The BES data are reduced to a single time series. First, the latter 32 channels have half the range of the former 32 channels, and so the signals from those channels are correspondingly scaled by 2. Second, all 64 channels are averaged together. The above procedure creates six channels for detecting ELMs when this single BES channel is combined with the two interferometer channels and the three filterscope channels.
The principle behind the detection algorithm is that, because each of the different diagnostics detects different reactions of the plasma to ELMs, they should all be treated separately and then combined at the end. In the BES signal, candidates are labeled via a simple threshold. If the signal is above the threshold t (out of ∼10 V), the point is labeled an ELM candidate. The interferometer and filterscope signals are differentiated numerically using a first-order time difference and then the absolute value is taken. From each differentiated signal, the 1 − η largest points are labeled as candidates, where the same η is used for all five of the signals to define the threshold percentile.
All six signals are now binary time series, in which a one indicates an ELM candidate in that signal. The signals are individually convolved with a window function 100 µs long to prevent a “near miss” between signals. This also helps produce fewer, more uniform regions (in time) of candidates instead of a greater number of smaller regions. A candidate is declared in the interferometer signals if either signal contains a candidate. A candidate is declared in the filterscope signals if any two of the three signals contain a candidate.
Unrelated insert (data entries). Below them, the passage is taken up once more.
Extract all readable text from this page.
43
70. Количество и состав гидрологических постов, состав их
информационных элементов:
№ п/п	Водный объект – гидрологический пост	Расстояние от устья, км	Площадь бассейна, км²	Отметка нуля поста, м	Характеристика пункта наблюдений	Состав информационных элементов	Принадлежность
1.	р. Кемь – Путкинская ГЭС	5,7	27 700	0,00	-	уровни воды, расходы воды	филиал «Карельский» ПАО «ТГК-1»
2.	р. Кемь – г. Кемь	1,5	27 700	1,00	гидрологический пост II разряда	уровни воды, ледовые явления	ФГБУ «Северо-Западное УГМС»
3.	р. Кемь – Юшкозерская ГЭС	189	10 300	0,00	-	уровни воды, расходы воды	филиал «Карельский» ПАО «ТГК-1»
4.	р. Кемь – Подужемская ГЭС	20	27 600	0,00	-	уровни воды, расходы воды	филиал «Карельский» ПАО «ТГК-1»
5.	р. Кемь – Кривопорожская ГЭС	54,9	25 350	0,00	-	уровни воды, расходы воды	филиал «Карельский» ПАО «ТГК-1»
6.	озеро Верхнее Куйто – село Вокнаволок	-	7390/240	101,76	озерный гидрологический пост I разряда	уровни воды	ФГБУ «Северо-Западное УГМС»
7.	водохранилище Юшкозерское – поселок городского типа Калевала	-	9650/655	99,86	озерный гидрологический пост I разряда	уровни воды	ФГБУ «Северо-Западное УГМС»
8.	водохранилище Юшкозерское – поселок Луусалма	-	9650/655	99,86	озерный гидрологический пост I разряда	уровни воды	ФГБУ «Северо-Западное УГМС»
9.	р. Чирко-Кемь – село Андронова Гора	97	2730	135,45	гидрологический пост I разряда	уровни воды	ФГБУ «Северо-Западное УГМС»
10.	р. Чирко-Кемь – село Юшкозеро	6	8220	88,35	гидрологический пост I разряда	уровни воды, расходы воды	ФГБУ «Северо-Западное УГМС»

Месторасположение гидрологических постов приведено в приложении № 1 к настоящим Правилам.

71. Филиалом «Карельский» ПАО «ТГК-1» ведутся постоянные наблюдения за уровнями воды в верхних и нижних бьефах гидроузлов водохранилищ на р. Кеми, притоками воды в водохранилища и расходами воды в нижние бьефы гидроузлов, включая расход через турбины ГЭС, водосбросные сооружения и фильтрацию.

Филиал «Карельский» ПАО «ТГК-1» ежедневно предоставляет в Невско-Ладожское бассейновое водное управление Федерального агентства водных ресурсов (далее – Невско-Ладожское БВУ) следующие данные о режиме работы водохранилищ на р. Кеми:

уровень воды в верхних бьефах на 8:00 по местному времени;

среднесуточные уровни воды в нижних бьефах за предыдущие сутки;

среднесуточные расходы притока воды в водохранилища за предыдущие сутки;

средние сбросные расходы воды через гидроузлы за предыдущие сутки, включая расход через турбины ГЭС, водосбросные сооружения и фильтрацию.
A candidate is declared in the BES signal directly, based on the average of the channels as described above. Finally, any point that has a candidate in all three diagnostics is declared an ELM.
To tune the values of t and η, we use a database of 972 ELMs that were hand labeled. This dataset consists of manually trimmed regions that should contain only one ELM and a smaller region labeled to be the ELM. An example of the data used to detect ELMs is shown in Fig. 4. The trimmed regions are of varying lengths, from a few milliseconds to tens of milliseconds. In order to rank the thresholds, t and η, we use the Area Under the Curve (AUC) metric of the precision–recall curve.36 A plot of the precision–recall curve as a function of η and t is shown in Fig. 5. Precision is defined as the number of ELMs identified by the ELM-O algorithm that are also labeled as ELMs by the expert. Recall is defined as the number of ELMs labeled by the expert that are also identified by the ELM-O algorithm.
Example of one of the hand labeled ELMs. The top row shows the interferometer signals, the middle row shows the filterscope signals, and the bottom row shows the mean of the BES signals. The shaded region in the bottom row is the region hand-labeled as an ELM.
Example of one of the hand labeled ELMs. The top row shows the interferometer signals, the middle row shows the filterscope signals, and the bottom row shows the mean of the BES signals. The shaded region in the bottom row is the region hand-labeled as an ELM.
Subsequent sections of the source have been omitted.